Is the political centre disappearing along with the middle class?

Posted on June 27, 2015 in Equality Debates

TheStar.com – News/Insight – According to former U.S. labour secretary Robert Reich, politics is becoming more polarized because of a growing rich-poor gap.
Jun 26 2015.   By: Susan Delacourt, Parliament Hill

Suddenly, the polls and pundits are telling us that the next election could boil down to a stark, two-way fight between the political right and left in Canada — between the ruling Conservatives and a surging New Democratic Party.

That’s a neat and tidy choice, certainly less confusing than a race between three or four or five parties. It’s also very American, where the political map is split between Republican red and Democrat blue.  Concerns about the American-style polarization of our politics bubbled up in the immediate aftermath of the 2011 election, with the ascent of the NDP to official Opposition and the dramatic fall of the Liberals.

This week we also saw another American-style import to our system — the short-lived “Harper PAC,” or political action committee, raising funds on the right to counter what they allege is essentially another PAC on the left, called Engage Canada.  “Harper PAC is a group of concerned Canadians looking to fight back against the flood of big union money that has been earmarked to take down the Harper government,” said the website set up to herald the existence of the right-wing PAC, which has since been shut down.

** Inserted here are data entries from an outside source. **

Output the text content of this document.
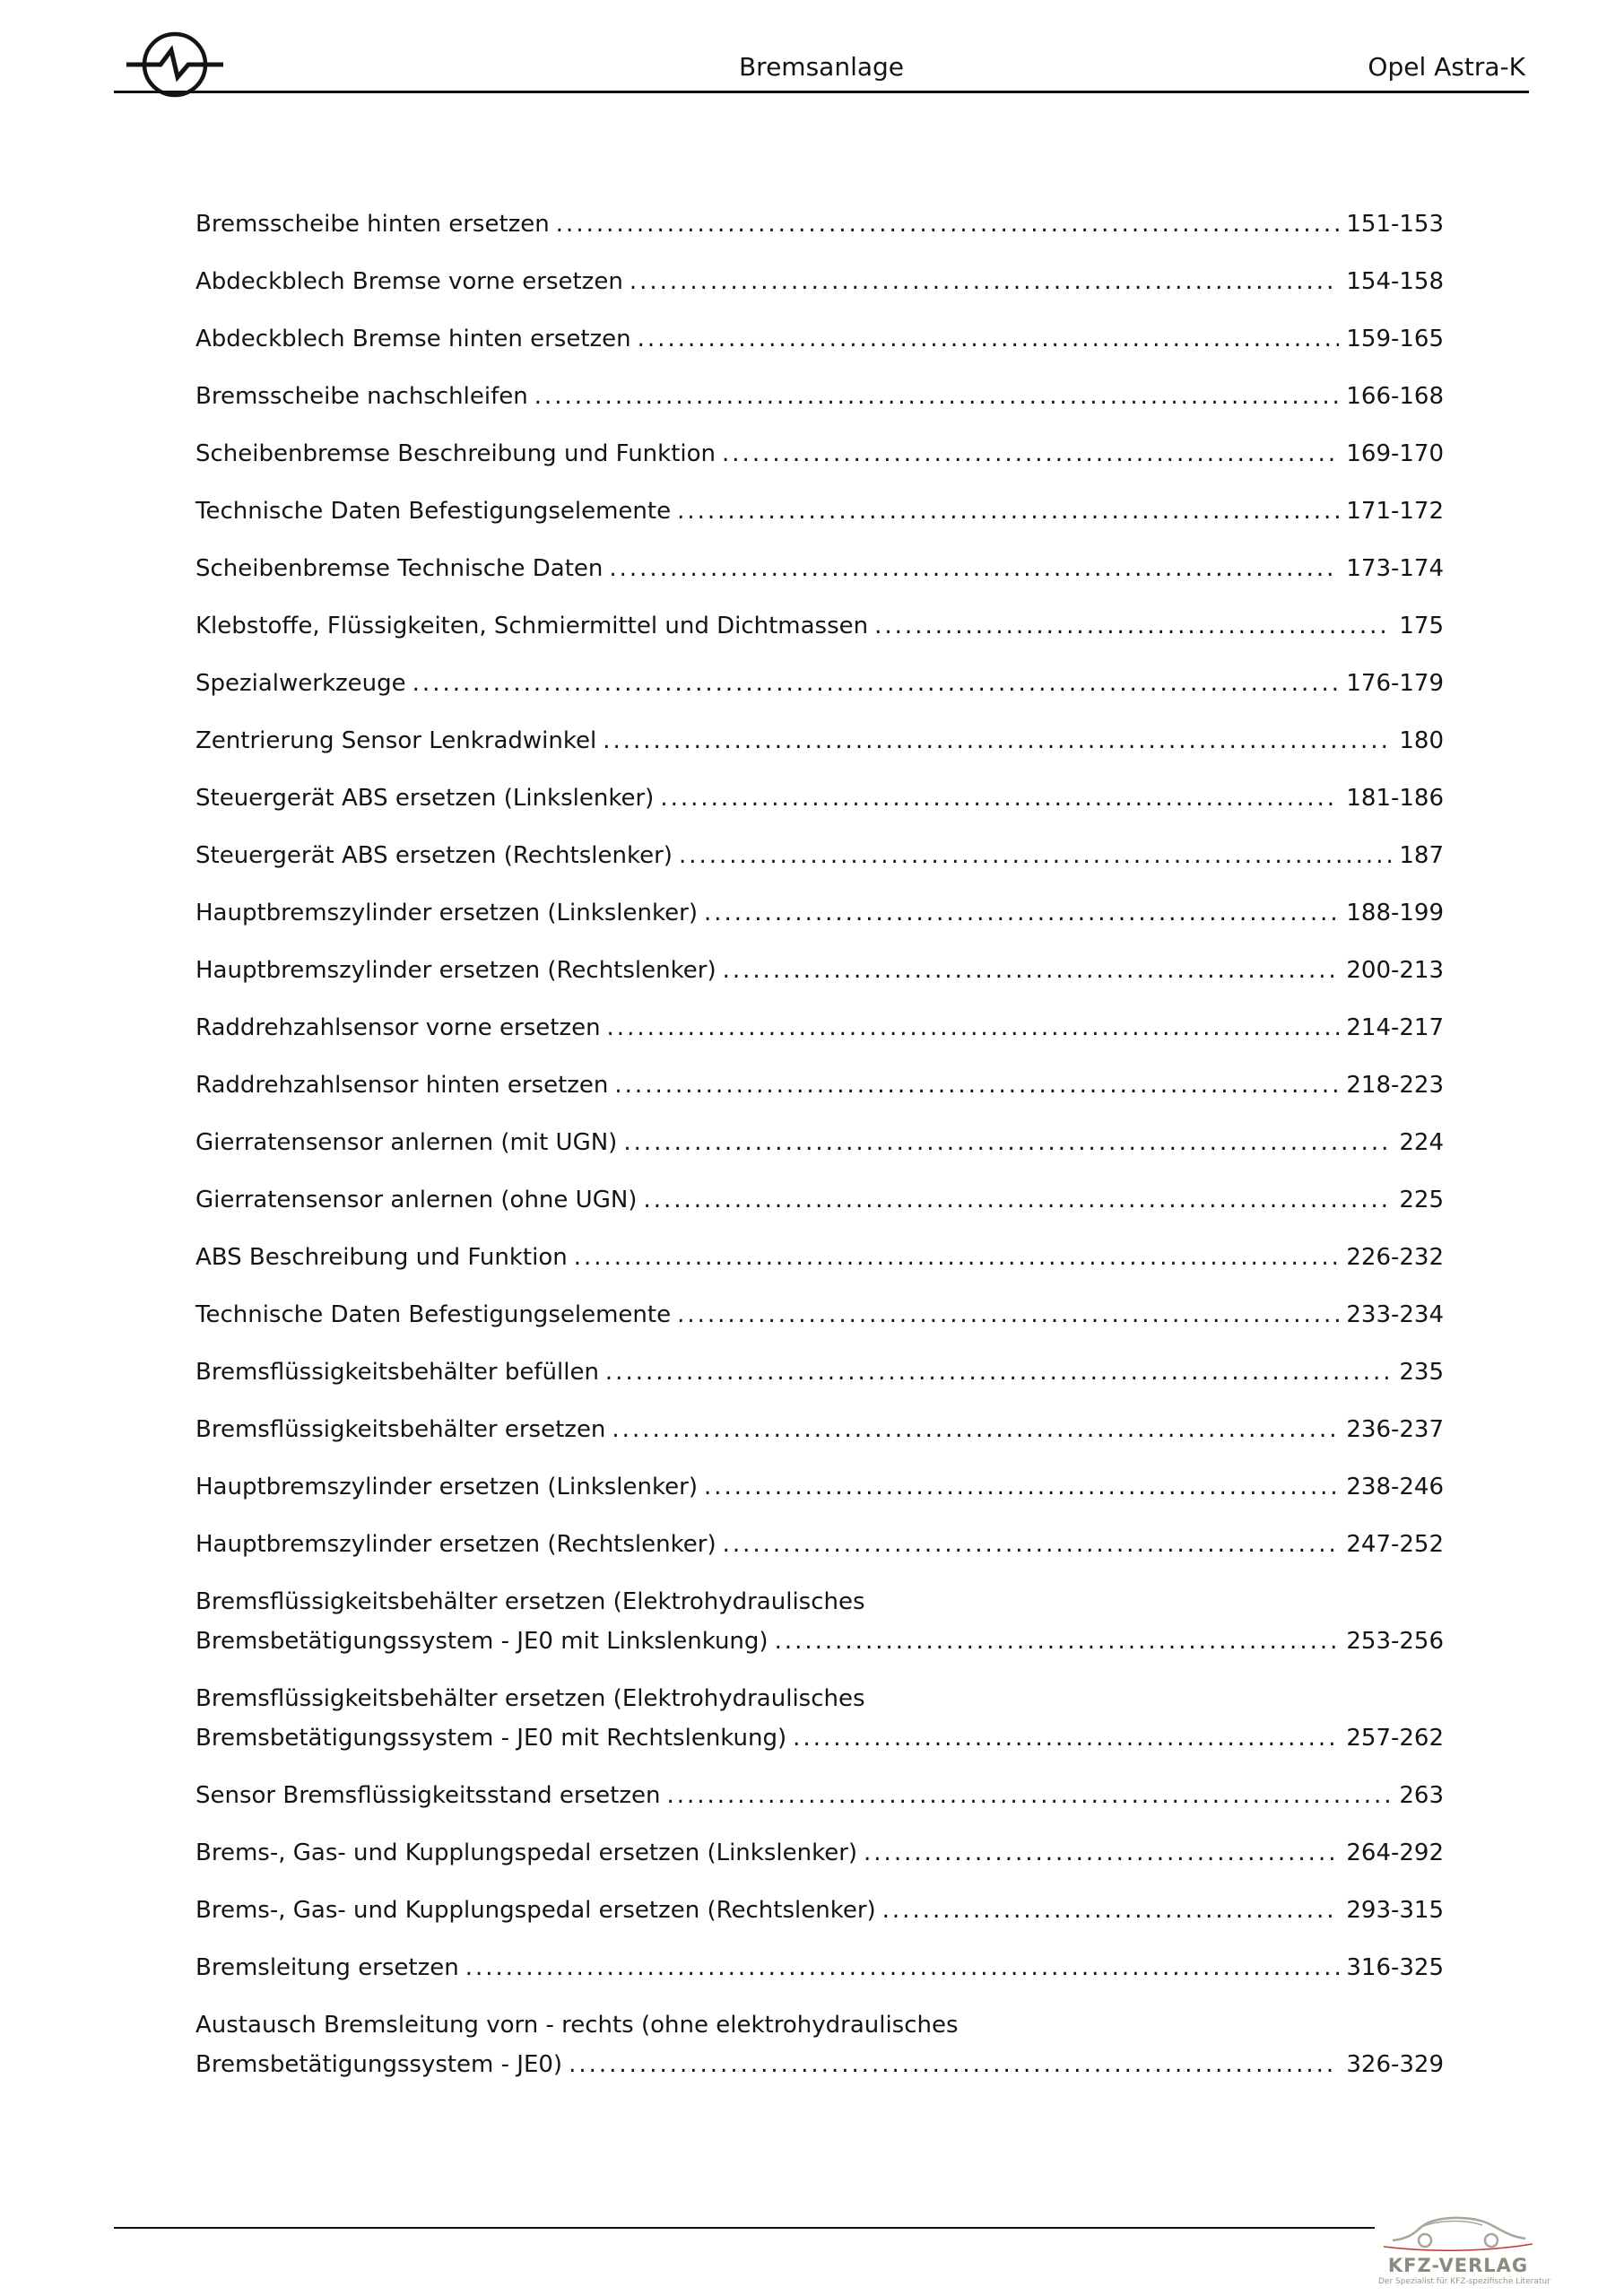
Bremsanlage	Opel Astra-K
Bremsscheibe hinten ersetzen .....	151-153
Abdeckblech Bremse vorne ersetzen .....	154-158
Abdeckblech Bremse hinten ersetzen .....	159-165
Bremsscheibe nachschleifen .....	166-168
Scheibenbremse Beschreibung und Funktion .....	169-170
Technische Daten Befestigungselemente .....	171-172
Scheibenbremse Technische Daten .....	173-174
Klebstoffe, Flüssigkeiten, Schmiermittel und Dichtmassen .....	175
Spezialwerkzeuge .....	176-179
Zentrierung Sensor Lenkradwinkel .....	180
Steuergerät ABS ersetzen (Linkslenker) .....	181-186
Steuergerät ABS ersetzen (Rechtslenker) .....	187
Hauptbremszylinder ersetzen (Linkslenker) .....	188-199
Hauptbremszylinder ersetzen (Rechtslenker) .....	200-213
Raddrehzahlsensor vorne ersetzen .....	214-217
Raddrehzahlsensor hinten ersetzen .....	218-223
Gierratensensor anlernen (mit UGN) .....	224
Gierratensensor anlernen (ohne UGN) .....	225
ABS Beschreibung und Funktion .....	226-232
Technische Daten Befestigungselemente .....	233-234
Bremsflüssigkeitsbehälter befüllen .....	235
Bremsflüssigkeitsbehälter ersetzen .....	236-237
Hauptbremszylinder ersetzen (Linkslenker) .....	238-246
Hauptbremszylinder ersetzen (Rechtslenker) .....	247-252
Bremsflüssigkeitsbehälter ersetzen (Elektrohydraulisches
Bremsbetätigungssystem - JE0 mit Linkslenkung) .....	253-256
Bremsflüssigkeitsbehälter ersetzen (Elektrohydraulisches
Bremsbetätigungssystem - JE0 mit Rechtslenkung) .....	257-262
Sensor Bremsflüssigkeitsstand ersetzen .....	263
Brems-, Gas- und Kupplungspedal ersetzen (Linkslenker) .....	264-292
Brems-, Gas- und Kupplungspedal ersetzen (Rechtslenker) .....	293-315
Bremsleitung ersetzen .....	316-325
Austausch Bremsleitung vorn - rechts (ohne elektrohydraulisches
Bremsbetätigungssystem - JE0) .....	326-329
KFZ-VERLAG
Der Spezialist für KFZ-spezifische Literatur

We keep hearing that the big issue in the coming election will be about Canada’s shrinking middle class and the growing divide between high-income and low-income earners.  It would seem, though, that we might also want to pay attention to the shrinking middle of politics, a game increasingly played at the far edges of the political spectrum, hard right versus hard left.

As it happens, those two conditions, one in our economy, one in our political culture, may be linked.

In his 2013 documentary, Inequality for All, former U.S. labour secretary Robert Reich says that political polarization works hand in hand with a widening gap between rich and poor.  Earlier this month, Reich was in Ottawa to speak at a conference called Funding Democracy. While moderating a question-and-answer session with him, I had a chance to ask why the political and economic middle tend to shrink in tandem. More to the point, is it possible that Canada has escaped some of the U.S.-style polarization of politics because our multi-party system is less starkly divided between right and left?

Reich didn’t venture a guess on the second question, though he did acknowledge Canada’s inequality has been growing — albeit not at the pace seen in the U.S. But his explanation of how inequality feeds polarization in any country was not a pretty picture.

An economy with a beleaguered middle class is one in which fear and frustration flourish, Reich said.  “The working class becomes more and more frustrated,” he said. “They’re working harder than ever and not getting ahead … They suspect that the game is rigged, the dice are loaded, the deck is stacked, whatever metaphor you want. They get angry.”  Angry citizens are cannon fodder for politicians who like to wage their battles at the extremes, Reich explained.

“That frustration and that anger is easily utilized by demagogues on the right or the left to channel into a kind of politics of resentment — against scapegoats, whether the scapegoats are immigrants or they are minorities … or they are government or they are trade unions or they are even the rich themselves. The politics of resentment is easily ignited when you have so many people who are frustrated — and scared.”

Though Reich said he knew less about Canada’s inequality than that of his home country, he warned that the shrinking fortunes of the middle class, as well as their shrinking hopes, create a breeding ground for the politics of fear, too.  “In the direction our economies are evolving, fewer and fewer people know they will have their job and that job will pay what they hope it will pay, next week, next month, next year … That means fear. And fear itself ignites that kind of politics of resentment.”

I don’t know about you, but an election campaign fought over scapegoats, rife with fear and resentment, sounds like the kind of thing we would want to avoid. It’s fun for the demagogues and the writers of over-the-top fundraising letters, perhaps, but a nasty business for the citizens.

Here in Canada since the last election, we’ve seen a lot of volatility in public opinion polls. That’s good, not bad, news.  If it’s taught us nothing else, for instance, it’s that we can’t count anyone out — not the NDP, not the Bloc, not the Conservatives, not the Liberals. All have credible bases of hope for electoral gain this year.  This multiplicity of hope is the opposite of the political polarization that we see south of the border.

We’re going to hear a lot about the economic middle in this year’s election. It would be good to keep our politicians focused on expanding the political middle, too.